You reach out to a friend’s sister, whom you recently discovered has two kids by a man from the Ivory Coast. Deja, who is no longer with her ex, says that he’s a good father to her girls, but when it comes to teaching them about the culture he feels it will happen when they go there to visit. That, however, makes her uncomfortable. “I feel like for that first trip we need to go together.”

Honestly, you can relate. Before going to Ivory Coast in 2010, your husband would speak of sending your daughter, and, frankly, it freaked you out a bit. How do you send a kid to a place you know nothing about, sans the negative stuff you see on TV?

As for keeping the culture alive, Deja says it’s also been difficult because after 15 years here, her truck driver ex is too Americanized. “I can’t even get him to take me to eat African food!” For her part, she plans to get her kids into African dance. “At least by learning that they will see that a lot of the dances we do today originated there.”

Okay. So you’re not overthinking it.

You reach out to another mom you know who is married to a Nigerian and has two young kids. You met at the park one day and bonded over the fact that you both have blogs and married Africans. This topic is not something you’ve ever discussed because she literally moved to New Hampshire the weekend you met. Turns out Quiana, who met her husband in college and has been married for six years, makes cultural conversations a part of daily life. “My four-and-a-half-year-old is very much aware of her Nigerian heritage. We visited Nigeria when she was 16 months old, and we keep the memory alive by revisiting the pictures, the music and stories from our trip.” She says they also gave both kids Nigerian middle names, which they make sure to use. “We want them to be proud and not embarrassed because their name is different. We want them to have a strong identity.”

It’s comforting, because you do those things too. Both of your daughters have African names and the one who turned 1 years old in the Ivory Coast has seen those pics a million times. Her favorite is one where she’s in a wrap, sleeping on her tantie’s back.
And while this is great, is it enough?

You’re sharing your concern with a friend who suggests that you call his cousin, Dr. Sylviane A. Diouf, award-winning historian of the African diaspora, and Director of the Lapidus Center for the historical Analysis of Transatlantic Slavery at the Schomburg Center for Research in Black Culture.
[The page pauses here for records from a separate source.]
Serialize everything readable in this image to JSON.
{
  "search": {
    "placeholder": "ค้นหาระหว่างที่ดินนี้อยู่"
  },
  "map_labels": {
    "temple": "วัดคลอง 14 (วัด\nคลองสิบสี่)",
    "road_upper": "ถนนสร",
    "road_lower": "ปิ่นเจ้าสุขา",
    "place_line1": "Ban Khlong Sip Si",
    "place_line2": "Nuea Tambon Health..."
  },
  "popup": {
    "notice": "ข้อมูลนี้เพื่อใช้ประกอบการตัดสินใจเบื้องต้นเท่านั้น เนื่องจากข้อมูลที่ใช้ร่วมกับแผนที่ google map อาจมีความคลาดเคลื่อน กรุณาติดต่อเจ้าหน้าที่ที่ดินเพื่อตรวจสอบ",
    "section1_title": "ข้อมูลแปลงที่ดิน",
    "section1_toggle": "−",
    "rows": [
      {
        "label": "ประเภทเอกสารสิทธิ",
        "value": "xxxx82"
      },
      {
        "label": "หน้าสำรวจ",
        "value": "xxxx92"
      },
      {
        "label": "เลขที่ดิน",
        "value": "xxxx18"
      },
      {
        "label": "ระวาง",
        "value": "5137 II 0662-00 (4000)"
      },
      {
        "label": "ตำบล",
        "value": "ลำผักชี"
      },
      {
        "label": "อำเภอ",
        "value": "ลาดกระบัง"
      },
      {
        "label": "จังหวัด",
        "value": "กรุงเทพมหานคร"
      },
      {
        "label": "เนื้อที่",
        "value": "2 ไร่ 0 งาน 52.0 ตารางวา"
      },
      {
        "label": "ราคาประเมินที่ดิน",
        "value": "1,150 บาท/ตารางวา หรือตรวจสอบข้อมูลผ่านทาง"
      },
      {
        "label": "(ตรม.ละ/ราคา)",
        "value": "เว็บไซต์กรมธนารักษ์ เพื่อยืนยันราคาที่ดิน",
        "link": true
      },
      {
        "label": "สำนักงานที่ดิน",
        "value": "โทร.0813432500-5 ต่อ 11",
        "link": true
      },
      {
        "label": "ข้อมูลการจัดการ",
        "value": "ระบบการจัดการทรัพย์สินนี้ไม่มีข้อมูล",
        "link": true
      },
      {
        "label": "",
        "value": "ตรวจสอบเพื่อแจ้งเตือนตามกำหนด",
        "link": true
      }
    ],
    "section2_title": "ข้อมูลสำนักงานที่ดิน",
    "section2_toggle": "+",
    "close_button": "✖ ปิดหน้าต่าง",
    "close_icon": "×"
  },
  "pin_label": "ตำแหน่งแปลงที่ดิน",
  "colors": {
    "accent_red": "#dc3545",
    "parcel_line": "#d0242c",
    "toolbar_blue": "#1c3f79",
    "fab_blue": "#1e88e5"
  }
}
She definitely gets a call.

First, she advises you to get some children’s books on Africa, but warns that not all are good. Africa Access is a site she recommends for positive books. She says it’s also important to integrate positive notions about Africa in their daily life. “Go online and show them images of what people wear. Show them jeans and t-shirts and also traditional clothes. If you look at the way women dress in West Africa, it’s very striking. Show them the city landscape in places like Dakar, Abidjan and Accra.” Ultimately, what made your call to her so incredibly enlightening was when she told you about a book she wrote called Dreams of Africa in Alabama: The Slave Ship Clotilda and the Story of the Last Africans Brought to America. It tells the story of the last slaves brought to America in 1860 and how, after Emancipation in 1865, they were able to form their own community, which they called African Town. They kept their African customs alive, retained their native languages and passed them on to their children. “Their children were told about Africa as this wonderful place,” says the Doctor. “The kids took that image and it made them proud of their origin.”

‘Their children were told about Africa as this wonderful place.’

Hmm…You do that every day. Your children will be fine.